This page is intended to list and discuss the abstract that the BeamTest team want to submit to conferences
GLAST Science Symposium - Stanford 5-8 February 2007
Particle beam tests for the GLAST-LAT Calibration
DRAFT Speaker TBD on behalf of the Beam Test Team (oral)
The calibration strategy of the GLAST Large Area Telescope combines analysis of cosmic ray data with accelerator particle beams measurements. An advanced MonteCarlo simulation of the LAT, based on the Geant4 package, was setup to reproduce the LAT response to such radiation, benchmark its performance throughout its entire operation and refine background rejection strategies.
To validate the LAT simulation, a massive campaign of particle beam tests was performed between July and November 2006, in parallel with the LAT integration and test, on the LAT Calibration Unit (CU). This is a detector built with two complete flight spare modules, a third spare calorimeter module, five antocoincidence tiles located around the telescope and flight-like readout electronics.
The CU was exposed to a large variety of beams, representing the whole spectrum of the signal that will be detected by the LAT, using the CERN and the GSI accelerator facilities. Beams of photons (0-2.5GeV), electrons (2-300GeV), hadrons (pions and protons, ~GeV-100GeV) and ions (C, Xe, 1.5GeV/n) were shot through the CU to measure the physical processes taking place in the detector and eventually fine-tune their description in the LAT MonteCarlo simulation.
This talk describes the motivations and goals of the test runs, the many different experimental setup used to select the required particles and trigger the CU, the measured performance of the CU and the first results of the LAT MonteCarlo validation.
Response of the GLAST-LAT Calibration Unit to sources of background
DRAFT Speaker TBD on behalf of the Beam Test Team (poster)
The main sources of background for the operation of the GLAST-Large Area Telescope are primary protons, albedo gammas from the earth and photons coming from interaction of positron and protons in the micro-meteoride-shield (MMS) surrounding the LAT, which create photon pairs through annihilation and pi0 decay.

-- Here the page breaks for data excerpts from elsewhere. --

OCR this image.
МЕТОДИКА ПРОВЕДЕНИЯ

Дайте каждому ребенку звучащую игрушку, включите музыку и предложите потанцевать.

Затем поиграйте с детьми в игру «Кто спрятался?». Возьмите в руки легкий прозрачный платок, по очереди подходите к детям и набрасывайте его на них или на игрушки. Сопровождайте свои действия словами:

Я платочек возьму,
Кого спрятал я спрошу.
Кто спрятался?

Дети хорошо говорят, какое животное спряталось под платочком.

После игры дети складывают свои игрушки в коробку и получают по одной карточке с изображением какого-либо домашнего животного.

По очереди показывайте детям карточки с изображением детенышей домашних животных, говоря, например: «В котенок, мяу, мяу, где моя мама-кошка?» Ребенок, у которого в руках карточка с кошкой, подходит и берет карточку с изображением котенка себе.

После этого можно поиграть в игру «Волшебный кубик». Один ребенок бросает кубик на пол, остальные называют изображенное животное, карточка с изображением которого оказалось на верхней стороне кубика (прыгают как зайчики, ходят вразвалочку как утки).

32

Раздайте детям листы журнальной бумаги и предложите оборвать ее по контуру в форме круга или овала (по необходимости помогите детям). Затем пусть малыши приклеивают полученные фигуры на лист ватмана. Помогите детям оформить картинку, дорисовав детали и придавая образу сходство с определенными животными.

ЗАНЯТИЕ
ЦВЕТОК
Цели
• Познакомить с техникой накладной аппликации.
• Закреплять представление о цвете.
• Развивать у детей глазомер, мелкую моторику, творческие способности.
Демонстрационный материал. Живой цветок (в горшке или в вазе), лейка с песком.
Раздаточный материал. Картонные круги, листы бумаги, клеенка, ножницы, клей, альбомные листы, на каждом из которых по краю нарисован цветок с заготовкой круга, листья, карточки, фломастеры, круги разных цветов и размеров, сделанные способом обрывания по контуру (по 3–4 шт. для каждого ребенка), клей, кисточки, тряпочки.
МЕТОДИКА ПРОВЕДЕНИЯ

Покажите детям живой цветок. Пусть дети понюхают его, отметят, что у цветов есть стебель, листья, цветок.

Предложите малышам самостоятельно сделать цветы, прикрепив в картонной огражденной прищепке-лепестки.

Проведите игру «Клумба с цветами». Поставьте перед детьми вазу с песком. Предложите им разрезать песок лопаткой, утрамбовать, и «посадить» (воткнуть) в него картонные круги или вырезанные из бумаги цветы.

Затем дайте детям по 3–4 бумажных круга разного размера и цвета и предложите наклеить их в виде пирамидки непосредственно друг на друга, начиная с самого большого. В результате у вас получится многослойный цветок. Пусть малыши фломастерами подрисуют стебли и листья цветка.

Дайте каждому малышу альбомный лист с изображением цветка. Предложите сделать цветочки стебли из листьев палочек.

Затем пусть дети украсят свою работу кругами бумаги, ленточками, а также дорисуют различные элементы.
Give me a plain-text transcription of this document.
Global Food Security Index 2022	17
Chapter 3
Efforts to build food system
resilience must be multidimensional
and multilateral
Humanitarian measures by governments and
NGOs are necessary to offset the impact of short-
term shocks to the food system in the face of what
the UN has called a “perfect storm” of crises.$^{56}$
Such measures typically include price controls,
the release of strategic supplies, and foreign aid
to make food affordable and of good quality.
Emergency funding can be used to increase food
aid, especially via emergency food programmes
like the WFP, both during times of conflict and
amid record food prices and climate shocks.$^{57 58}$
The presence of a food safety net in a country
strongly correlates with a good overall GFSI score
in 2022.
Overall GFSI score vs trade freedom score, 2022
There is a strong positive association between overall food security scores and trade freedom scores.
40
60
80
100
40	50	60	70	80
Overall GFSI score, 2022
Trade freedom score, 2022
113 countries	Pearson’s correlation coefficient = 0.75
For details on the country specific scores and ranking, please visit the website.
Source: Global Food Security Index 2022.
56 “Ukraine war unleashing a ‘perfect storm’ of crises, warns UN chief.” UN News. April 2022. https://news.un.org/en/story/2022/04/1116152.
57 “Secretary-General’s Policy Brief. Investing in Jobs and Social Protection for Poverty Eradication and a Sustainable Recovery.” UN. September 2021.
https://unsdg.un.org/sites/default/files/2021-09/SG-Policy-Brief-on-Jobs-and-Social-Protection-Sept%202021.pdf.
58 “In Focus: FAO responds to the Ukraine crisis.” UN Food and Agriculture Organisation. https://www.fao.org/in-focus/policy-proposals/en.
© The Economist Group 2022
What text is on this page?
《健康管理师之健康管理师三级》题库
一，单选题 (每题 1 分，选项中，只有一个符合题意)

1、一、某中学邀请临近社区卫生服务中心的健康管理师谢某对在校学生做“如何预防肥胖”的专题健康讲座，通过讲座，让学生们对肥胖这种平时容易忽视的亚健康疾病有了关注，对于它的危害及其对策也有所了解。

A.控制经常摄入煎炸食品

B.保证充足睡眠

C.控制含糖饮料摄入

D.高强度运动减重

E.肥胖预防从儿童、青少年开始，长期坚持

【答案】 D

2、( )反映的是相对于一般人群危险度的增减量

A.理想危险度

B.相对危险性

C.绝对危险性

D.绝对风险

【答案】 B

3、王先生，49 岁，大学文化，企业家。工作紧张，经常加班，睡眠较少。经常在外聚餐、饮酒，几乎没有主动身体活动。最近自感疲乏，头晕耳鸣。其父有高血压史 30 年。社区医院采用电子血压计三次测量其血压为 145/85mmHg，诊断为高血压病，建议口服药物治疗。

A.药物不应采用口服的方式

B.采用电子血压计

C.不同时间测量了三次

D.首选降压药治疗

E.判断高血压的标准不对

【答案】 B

An extensive beam test campaign was performed in summer 2006 on the LAT Calibration Unit (CU), a detector built with flight spare parts of the LAT; the goal of the program was to support the LAT Instrument Calibration by providing direct measurements of the physical processes taking place in the CU detector when exposed to different beams, by comparing the obtained measurements with Monte Carlo predictions and by eventually validating the full LAT MC code used to provide instrument calibrations and background rejection strategies.
The study of the signal produced in the CU by sources of the LAT background was performed with photon beams shot from the side of the CU, proton beams and positrons beams reaching the CU after crossing an MMS target.
Results from analysis of these data are presented in this talk.
Measuring the PSF and the energy resolution with the GLAST-LAT Calibration Unit
DRAFT Speaker TBD on behalf of the Beam Test Team (poster)
Because of the large phase space of the LAT and its complex structure, an advanced MonteCarlo simulation of the LAT, based on the Geant4 package, is used to optimize the instrument response functions and the background rejection. Testing the instrument with real beams at accelerator facilities was needed to make sure that this simulation is able to reproduce real data.
Between July and September 2006, we have tested the LAT Calibration Unit (CU) at CERN, both at PS and SPS accelerators. The CU is a detector built with two complete flight spare modules, a third spare calorimeter module, five anticoincidence tiles located around the telescope and flight-like readout electronics. The CU was exposed to gamma beams (from ~50 MeV up to 2.5 GeV) and electron beams (from 2 GeV up to 280 GeV) in many configurations (various incoming angles and impact points) in order to cover the large phase space of the LAT.
This large amount of data will allow us to determine the performances of the LAT, such as PSF and energy resolution. This poster will present the preliminary results on these topics.